See, when you cannot use the law a means to declare yourself righteous, when you try over and again and always come up empty handed, you are in a terrifying place. You are guilty before God of transgressing his pure and holy law. Because you are guilty you deserve his wrath and judgement. There is no longer anywhere else to turn. You are emptyhanded and exposed. You are like children who cannot care for themselves, who cannot provide or protect or defend themselves. Before the law of God, you are reduced to infants with nothing to offer, nothing to barter with. And looking at you, your Lord declares, “Let the little children come to me, for to such belongs the kingdom of God.”

Those with nothing, those who confess their sins, they are the children who receive the kingdom of God. All of your tricks and schemes to make yourselves look better, all your desires to manipulate the law for your own benefit, all of it ends at the cross of Christ. There he dies for what you could not do. There his perfect love triumphs where your sin and shame have failed you.

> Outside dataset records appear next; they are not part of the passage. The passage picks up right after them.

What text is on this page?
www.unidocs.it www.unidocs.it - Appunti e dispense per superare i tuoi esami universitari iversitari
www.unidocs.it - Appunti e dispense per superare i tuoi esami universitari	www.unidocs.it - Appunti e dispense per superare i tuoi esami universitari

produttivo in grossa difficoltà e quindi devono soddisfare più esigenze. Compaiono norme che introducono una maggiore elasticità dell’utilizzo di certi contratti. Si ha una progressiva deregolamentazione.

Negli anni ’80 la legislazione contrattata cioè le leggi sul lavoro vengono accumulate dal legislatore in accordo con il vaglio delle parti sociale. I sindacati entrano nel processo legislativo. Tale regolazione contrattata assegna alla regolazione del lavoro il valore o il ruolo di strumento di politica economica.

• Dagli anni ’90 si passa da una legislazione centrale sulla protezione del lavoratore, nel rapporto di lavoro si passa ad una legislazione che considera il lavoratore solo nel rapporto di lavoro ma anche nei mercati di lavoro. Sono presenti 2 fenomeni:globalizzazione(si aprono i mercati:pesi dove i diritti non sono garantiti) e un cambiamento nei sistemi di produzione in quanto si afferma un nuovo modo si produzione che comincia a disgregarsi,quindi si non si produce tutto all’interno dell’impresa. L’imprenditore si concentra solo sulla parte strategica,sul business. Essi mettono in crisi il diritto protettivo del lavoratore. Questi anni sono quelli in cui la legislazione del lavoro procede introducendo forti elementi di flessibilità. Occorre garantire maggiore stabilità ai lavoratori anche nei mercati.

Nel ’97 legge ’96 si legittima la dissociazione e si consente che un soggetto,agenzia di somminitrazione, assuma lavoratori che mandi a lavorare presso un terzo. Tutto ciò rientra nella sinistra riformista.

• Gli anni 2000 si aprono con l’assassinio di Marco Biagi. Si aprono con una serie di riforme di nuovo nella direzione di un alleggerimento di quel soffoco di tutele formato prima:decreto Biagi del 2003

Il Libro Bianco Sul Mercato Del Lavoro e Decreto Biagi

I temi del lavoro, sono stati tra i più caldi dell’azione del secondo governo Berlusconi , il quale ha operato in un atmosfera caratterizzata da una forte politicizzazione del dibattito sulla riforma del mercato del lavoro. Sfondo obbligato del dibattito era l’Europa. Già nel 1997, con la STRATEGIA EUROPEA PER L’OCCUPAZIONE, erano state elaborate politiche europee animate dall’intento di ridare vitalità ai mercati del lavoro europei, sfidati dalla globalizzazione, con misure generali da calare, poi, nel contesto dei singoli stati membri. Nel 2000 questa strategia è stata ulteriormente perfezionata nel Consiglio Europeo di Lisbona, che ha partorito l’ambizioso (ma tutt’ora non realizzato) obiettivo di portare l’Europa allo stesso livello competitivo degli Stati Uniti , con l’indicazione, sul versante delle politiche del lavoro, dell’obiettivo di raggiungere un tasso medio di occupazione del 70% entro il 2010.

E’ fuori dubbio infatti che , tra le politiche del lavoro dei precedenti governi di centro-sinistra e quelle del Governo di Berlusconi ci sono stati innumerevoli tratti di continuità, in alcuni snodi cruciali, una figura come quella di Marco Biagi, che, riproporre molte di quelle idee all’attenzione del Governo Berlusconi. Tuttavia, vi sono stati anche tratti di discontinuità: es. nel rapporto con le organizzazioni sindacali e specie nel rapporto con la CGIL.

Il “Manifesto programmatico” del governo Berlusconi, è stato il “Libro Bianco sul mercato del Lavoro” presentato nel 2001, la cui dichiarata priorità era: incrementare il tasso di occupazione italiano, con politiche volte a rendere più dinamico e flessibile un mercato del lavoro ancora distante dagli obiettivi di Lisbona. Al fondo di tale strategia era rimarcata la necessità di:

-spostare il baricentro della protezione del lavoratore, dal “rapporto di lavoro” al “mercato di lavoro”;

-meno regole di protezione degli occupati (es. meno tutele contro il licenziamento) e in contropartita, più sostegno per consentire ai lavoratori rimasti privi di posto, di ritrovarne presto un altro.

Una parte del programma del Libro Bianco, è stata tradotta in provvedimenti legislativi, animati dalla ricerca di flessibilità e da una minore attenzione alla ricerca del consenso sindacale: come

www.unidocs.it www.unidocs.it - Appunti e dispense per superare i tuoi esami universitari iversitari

All of this is given to you in the waters of holy baptism. His perfect love, his pure blood, his eternal righteousness, it is now yours. You have no need to justify yourself in the law for you are justified by faith alone through Christ alone! You died and rose with him in those waters and now live as a new creature. As St. Paul said, “It is no longer I who lives but Christ who lives in me.” This is who you are, you are bound with Christ and then set free to live a new life as a child of God. This is hope. This is your assurance. This is your eternal forgiveness. And what God has joined together let man not separate!